Your comments are welcome and appreciated. I'm happy to be corrected. Or congratulated.
And I genuinely hope anybody who doesn't deserve to be hurt... isn't!
Good day, and good luck!
_____________________________
*Fuqara - plural of 'Fakir', a poor person, but typically by choice in terms of being anti-materialistic. The plural often refers to a particular specific group of 'fakirs.' We called all other members of Sidi's order 'the fuqara,' which meant our particular group rather than the much larger collectivity of every fakir on earth.

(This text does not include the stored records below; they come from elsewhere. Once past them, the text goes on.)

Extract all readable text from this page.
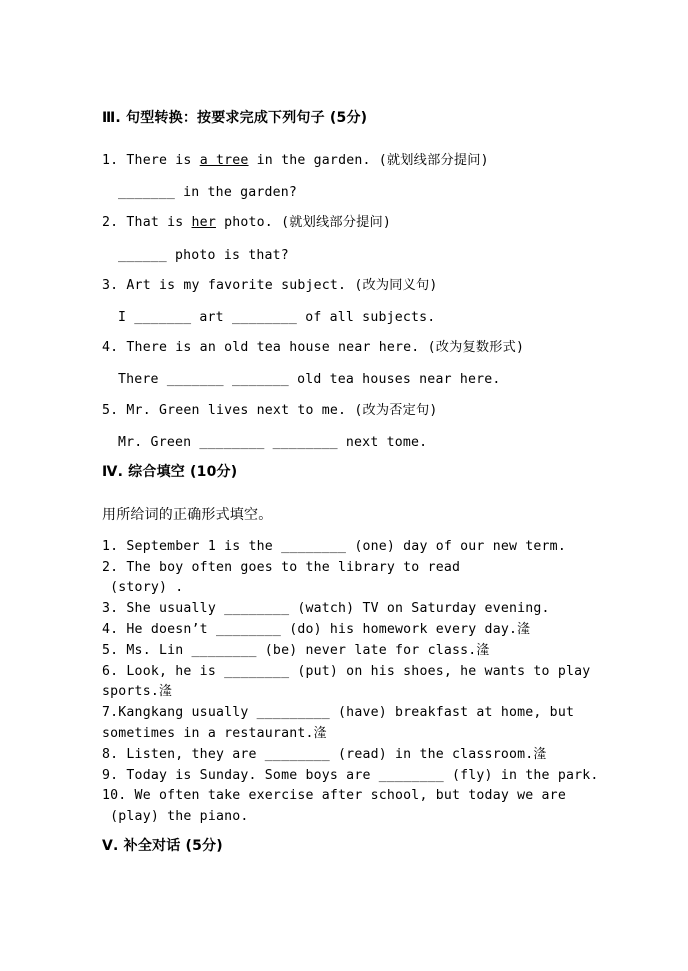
Ⅲ. 句型转换：按要求完成下列句子 (5分)
1. There is a tree in the garden. (就划线部分提问)
_______ in the garden?
2. That is her photo. (就划线部分提问)
______ photo is that?
3. Art is my favorite subject. (改为同义句)
I _______ art ________ of all subjects.
4. There is an old tea house near here. (改为复数形式)
There _______ _______ old tea houses near here.
5. Mr. Green lives next to me. (改为否定句)
Mr. Green ________ ________ next tome.
Ⅳ. 综合填空 (10分)
用所给词的正确形式填空。
1. September 1 is the ________ (one) day of our new term.
2. The boy often goes to the library to read
(story) .
3. She usually ________ (watch) TV on Saturday evening.
4. He doesn’t ________ (do) his homework every day.湰
5. Ms. Lin ________ (be) never late for class.湰
6. Look, he is ________ (put) on his shoes, he wants to play
sports.湰
7.Kangkang usually _________ (have) breakfast at home, but
sometimes in a restaurant.湰
8. Listen, they are ________ (read) in the classroom.湰
9. Today is Sunday. Some boys are ________ (fly) in the park.
10. We often take exercise after school, but today we are
(play) the piano.
Ⅴ. 补全对话 (5分)
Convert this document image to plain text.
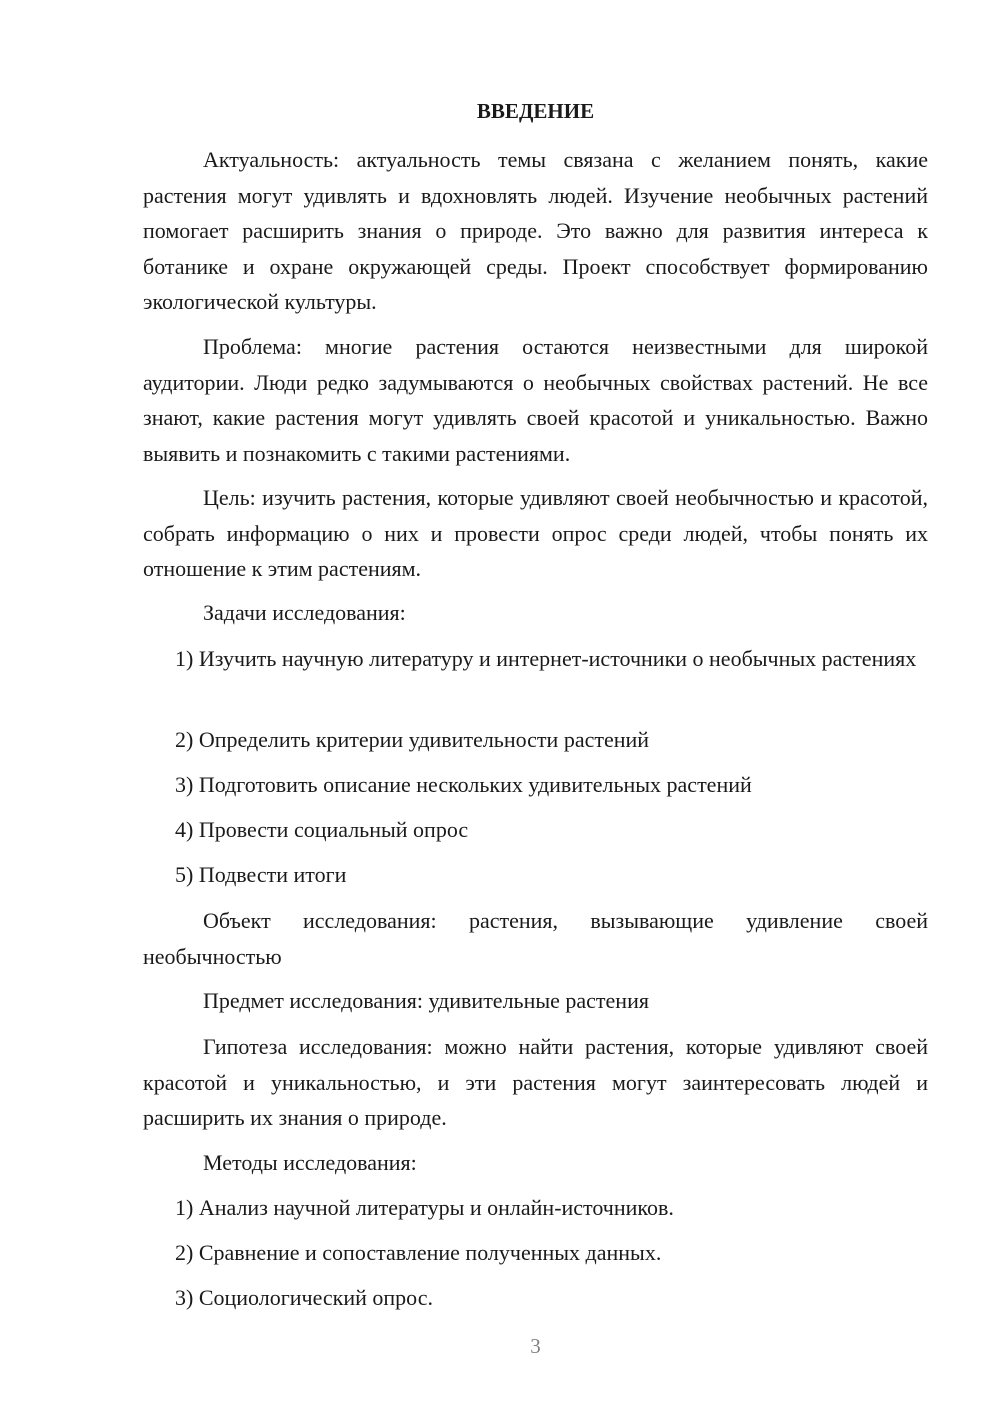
ВВЕДЕНИЕ

Актуальность: актуальность темы связана с желанием понять, какие растения могут удивлять и вдохновлять людей. Изучение необычных растений помогает расширить знания о природе. Это важно для развития интереса к ботанике и охране окружающей среды. Проект способствует формированию экологической культуры.

Проблема: многие растения остаются неизвестными для широкой аудитории. Люди редко задумываются о необычных свойствах растений. Не все знают, какие растения могут удивлять своей красотой и уникальностью. Важно выявить и познакомить с такими растениями.

Цель: изучить растения, которые удивляют своей необычностью и красотой, собрать информацию о них и провести опрос среди людей, чтобы понять их отношение к этим растениям.

Задачи исследования:

1) Изучить научную литературу и интернет-источники о необычных растениях

2) Определить критерии удивительности растений

3) Подготовить описание нескольких удивительных растений

4) Провести социальный опрос

5) Подвести итоги

Объект исследования: растения, вызывающие удивление своей необычностью

Предмет исследования: удивительные растения

Гипотеза исследования: можно найти растения, которые удивляют своей красотой и уникальностью, и эти растения могут заинтересовать людей и расширить их знания о природе.

Методы исследования:

1) Анализ научной литературы и онлайн-источников.

2) Сравнение и сопоставление полученных данных.

3) Социологический опрос.

3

**'Spiritual Persona' - The term 'persona' is from the Greek which means 'mask'. In this case, it implies that Sidi made a division between the Islamic Cleric manifestation and his Everyman/Ordinary Palestinian manifestation. I am not sure that such a distinction exists in his case. I never saw him drop the 'holy man' thing, even when he was digging out his own home's sewer with his bare hands! To understand his motives is beyond my capacity. I can only report his words and actions, and the reactions of others to them. He reminded me of a more subdued Zorba the Greek, ie. someone who was incapable of admitting his own guilt or that he made a mistake, at least in a public forum. He was always 'on.' To use his own words he was, "A son of his own moment."
***9:31: "They have taken their scholars and monks as lords besides God, and also the Messiah, the son of Mary. And they were not commanded except to worship one God; there is no god except Him."